她只能竭力讓自己表現得鎮定,不露出一絲膽怯和退縮來。
“懷疑的種子一旦種下,很快便會生根發芽,迅速滋長。”六娘道:“這個道理,陳公子該比我明白。”
陳謙唇邊浮出一抹笑容。“如此甚好,便依六姑娘的意思。六姑娘想交換什麽,便直說了罷!”
六娘沒想到自己能如此順利的得手,正暗喜之際,突然察覺到陳謙靠近,她慌得才想躲開,發覺自己腰帶上的東西被他拽了下去。
她擡眼望去,又驚又怒的發現,陳謙手上拿着她身上佩着的荷包。
“你我之間的結盟,口說無憑。六姑娘手中握着在下的把柄,我卻什麽都沒有,這不公平。”陳謙臉上笑容加深,溫聲道:“這下便公平了,有什麽事,六姑娘請講。”
******
安然已經在雲陽郡主府上住了好幾日。
這幾日來嘉娘跟恒哥兒和怡姐兒倒是玩得很好,只是還沒肯改口叫雲陽郡主和譚尚書爹娘,可她對他們的親近也沒那麽抵觸了。
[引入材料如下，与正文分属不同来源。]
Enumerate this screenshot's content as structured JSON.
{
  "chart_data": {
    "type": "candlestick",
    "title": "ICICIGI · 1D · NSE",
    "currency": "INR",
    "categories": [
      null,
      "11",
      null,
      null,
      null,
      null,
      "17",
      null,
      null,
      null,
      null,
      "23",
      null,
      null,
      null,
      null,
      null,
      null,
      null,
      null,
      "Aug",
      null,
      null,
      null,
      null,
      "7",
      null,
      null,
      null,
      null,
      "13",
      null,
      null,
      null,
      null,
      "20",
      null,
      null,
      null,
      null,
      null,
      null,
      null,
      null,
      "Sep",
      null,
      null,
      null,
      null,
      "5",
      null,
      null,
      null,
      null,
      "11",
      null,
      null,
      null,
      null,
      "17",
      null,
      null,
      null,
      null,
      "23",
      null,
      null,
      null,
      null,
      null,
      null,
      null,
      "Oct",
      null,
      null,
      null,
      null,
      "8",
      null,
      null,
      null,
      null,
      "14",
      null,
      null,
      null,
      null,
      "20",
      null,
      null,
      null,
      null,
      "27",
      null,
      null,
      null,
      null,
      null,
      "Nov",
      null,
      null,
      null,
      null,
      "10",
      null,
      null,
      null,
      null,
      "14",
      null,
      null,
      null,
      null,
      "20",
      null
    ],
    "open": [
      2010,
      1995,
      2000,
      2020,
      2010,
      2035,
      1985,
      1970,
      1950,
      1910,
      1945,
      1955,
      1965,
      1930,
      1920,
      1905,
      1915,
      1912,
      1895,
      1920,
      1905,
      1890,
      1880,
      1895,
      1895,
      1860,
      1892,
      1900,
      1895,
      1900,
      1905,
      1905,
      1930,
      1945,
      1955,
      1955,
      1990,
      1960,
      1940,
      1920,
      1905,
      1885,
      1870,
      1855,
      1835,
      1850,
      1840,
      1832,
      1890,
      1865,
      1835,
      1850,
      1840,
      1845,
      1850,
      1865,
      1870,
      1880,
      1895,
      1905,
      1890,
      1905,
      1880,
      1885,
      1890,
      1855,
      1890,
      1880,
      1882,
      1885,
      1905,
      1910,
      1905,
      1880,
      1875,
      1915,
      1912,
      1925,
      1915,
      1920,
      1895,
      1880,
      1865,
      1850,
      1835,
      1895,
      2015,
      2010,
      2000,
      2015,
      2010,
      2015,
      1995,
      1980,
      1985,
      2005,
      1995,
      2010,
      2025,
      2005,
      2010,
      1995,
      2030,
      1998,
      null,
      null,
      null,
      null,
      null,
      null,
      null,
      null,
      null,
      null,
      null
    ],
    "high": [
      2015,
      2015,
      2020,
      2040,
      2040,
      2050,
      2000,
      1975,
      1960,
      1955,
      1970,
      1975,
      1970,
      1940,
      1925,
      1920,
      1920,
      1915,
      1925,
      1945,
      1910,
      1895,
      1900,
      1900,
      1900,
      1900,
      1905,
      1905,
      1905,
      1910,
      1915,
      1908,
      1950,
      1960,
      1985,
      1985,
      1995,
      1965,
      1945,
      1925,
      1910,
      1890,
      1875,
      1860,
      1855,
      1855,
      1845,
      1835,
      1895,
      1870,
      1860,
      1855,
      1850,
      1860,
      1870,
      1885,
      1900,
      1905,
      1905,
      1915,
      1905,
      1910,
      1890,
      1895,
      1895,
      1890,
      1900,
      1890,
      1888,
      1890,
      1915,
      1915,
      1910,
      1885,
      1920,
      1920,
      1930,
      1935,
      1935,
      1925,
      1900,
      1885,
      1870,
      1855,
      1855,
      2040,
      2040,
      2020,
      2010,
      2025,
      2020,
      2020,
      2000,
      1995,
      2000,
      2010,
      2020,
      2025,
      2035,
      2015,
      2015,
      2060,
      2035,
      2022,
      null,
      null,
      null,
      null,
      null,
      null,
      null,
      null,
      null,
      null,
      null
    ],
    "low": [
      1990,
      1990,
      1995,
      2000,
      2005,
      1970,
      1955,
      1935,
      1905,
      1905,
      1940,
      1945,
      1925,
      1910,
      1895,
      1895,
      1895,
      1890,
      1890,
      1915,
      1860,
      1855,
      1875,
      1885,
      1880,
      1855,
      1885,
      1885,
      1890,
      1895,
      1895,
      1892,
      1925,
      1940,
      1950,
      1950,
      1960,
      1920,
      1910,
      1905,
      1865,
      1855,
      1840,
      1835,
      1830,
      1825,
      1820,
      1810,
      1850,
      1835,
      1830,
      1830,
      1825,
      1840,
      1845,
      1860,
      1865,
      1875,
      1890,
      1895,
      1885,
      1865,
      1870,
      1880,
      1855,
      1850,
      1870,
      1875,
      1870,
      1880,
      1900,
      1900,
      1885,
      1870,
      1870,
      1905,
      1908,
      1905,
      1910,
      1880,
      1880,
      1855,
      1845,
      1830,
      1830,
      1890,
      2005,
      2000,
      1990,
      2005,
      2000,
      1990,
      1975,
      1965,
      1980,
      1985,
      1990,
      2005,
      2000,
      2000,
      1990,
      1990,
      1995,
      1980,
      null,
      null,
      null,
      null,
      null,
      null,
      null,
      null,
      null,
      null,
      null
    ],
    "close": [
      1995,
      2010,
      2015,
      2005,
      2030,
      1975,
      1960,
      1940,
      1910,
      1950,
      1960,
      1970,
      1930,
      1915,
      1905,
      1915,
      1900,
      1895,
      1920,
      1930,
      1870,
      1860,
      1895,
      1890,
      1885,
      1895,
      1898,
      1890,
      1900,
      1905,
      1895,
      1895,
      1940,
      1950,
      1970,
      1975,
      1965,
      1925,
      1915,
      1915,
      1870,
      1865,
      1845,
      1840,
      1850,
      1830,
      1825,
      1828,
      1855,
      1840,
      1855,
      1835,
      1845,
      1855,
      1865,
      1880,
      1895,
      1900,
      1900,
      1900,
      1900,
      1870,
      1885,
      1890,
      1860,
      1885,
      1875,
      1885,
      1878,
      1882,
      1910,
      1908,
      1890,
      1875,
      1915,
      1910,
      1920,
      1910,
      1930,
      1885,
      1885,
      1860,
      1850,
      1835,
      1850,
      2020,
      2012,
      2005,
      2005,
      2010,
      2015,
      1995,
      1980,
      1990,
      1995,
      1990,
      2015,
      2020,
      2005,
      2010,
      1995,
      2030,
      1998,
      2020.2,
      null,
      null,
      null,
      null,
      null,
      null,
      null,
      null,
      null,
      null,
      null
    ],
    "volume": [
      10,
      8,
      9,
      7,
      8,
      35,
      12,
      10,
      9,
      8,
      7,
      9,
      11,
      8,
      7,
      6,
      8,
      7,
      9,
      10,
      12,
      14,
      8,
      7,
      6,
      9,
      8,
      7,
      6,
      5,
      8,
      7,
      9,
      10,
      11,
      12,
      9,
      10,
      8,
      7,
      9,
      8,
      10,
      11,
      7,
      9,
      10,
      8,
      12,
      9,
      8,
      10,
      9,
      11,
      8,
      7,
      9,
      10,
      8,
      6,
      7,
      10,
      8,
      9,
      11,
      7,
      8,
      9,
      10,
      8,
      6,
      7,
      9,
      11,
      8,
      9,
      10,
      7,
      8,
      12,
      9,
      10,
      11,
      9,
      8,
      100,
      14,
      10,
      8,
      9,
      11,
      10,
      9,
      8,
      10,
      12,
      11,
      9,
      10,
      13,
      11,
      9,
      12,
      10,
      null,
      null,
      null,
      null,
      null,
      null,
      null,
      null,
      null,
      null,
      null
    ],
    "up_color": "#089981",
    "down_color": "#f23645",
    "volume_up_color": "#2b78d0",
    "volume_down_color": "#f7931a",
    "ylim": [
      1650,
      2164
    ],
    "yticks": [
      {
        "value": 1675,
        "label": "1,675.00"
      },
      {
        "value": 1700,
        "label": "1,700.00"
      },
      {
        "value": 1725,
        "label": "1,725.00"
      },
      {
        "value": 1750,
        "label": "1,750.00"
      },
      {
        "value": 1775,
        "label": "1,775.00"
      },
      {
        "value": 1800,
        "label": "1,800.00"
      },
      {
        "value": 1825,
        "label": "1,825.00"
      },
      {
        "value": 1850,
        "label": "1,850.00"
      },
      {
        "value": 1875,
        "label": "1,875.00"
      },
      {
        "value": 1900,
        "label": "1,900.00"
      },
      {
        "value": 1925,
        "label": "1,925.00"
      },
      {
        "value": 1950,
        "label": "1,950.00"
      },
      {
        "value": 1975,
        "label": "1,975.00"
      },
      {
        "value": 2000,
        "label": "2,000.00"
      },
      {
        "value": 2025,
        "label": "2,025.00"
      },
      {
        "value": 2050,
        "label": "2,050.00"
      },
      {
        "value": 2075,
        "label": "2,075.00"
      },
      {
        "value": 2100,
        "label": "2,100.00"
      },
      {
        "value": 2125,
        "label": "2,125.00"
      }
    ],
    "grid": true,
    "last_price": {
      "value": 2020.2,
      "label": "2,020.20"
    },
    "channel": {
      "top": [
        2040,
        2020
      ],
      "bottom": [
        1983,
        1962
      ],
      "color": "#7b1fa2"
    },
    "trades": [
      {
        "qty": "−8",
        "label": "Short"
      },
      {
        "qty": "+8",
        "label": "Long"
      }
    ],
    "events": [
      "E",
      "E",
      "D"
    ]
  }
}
雲陽郡主十分欣慰的同時,又覺得對不住安然,她正值備嫁,卻把她困在這裏,只是嘉娘死活不肯放安然離開,縱然跟親生爹娘、弟妹再親近,仍是粘着安然。
幹脆雲陽郡主大手一揮,在自己府上也幫安然準備起嫁妝來。
嘉娘對此十分感興趣,嚷嚷着也要給姐姐幫忙。雲陽郡主見女兒肯親近過來,更是越發有盡頭,倒把不少珍藏都拿了出來。
安然本想婉拒,可是擋不住雲陽郡主和嘉娘兩個人期待熱切的眼神,只好想着大不了不拿便是了。
日子過得很快,眼看就要到了雲陽郡主大辦宴席的這一日。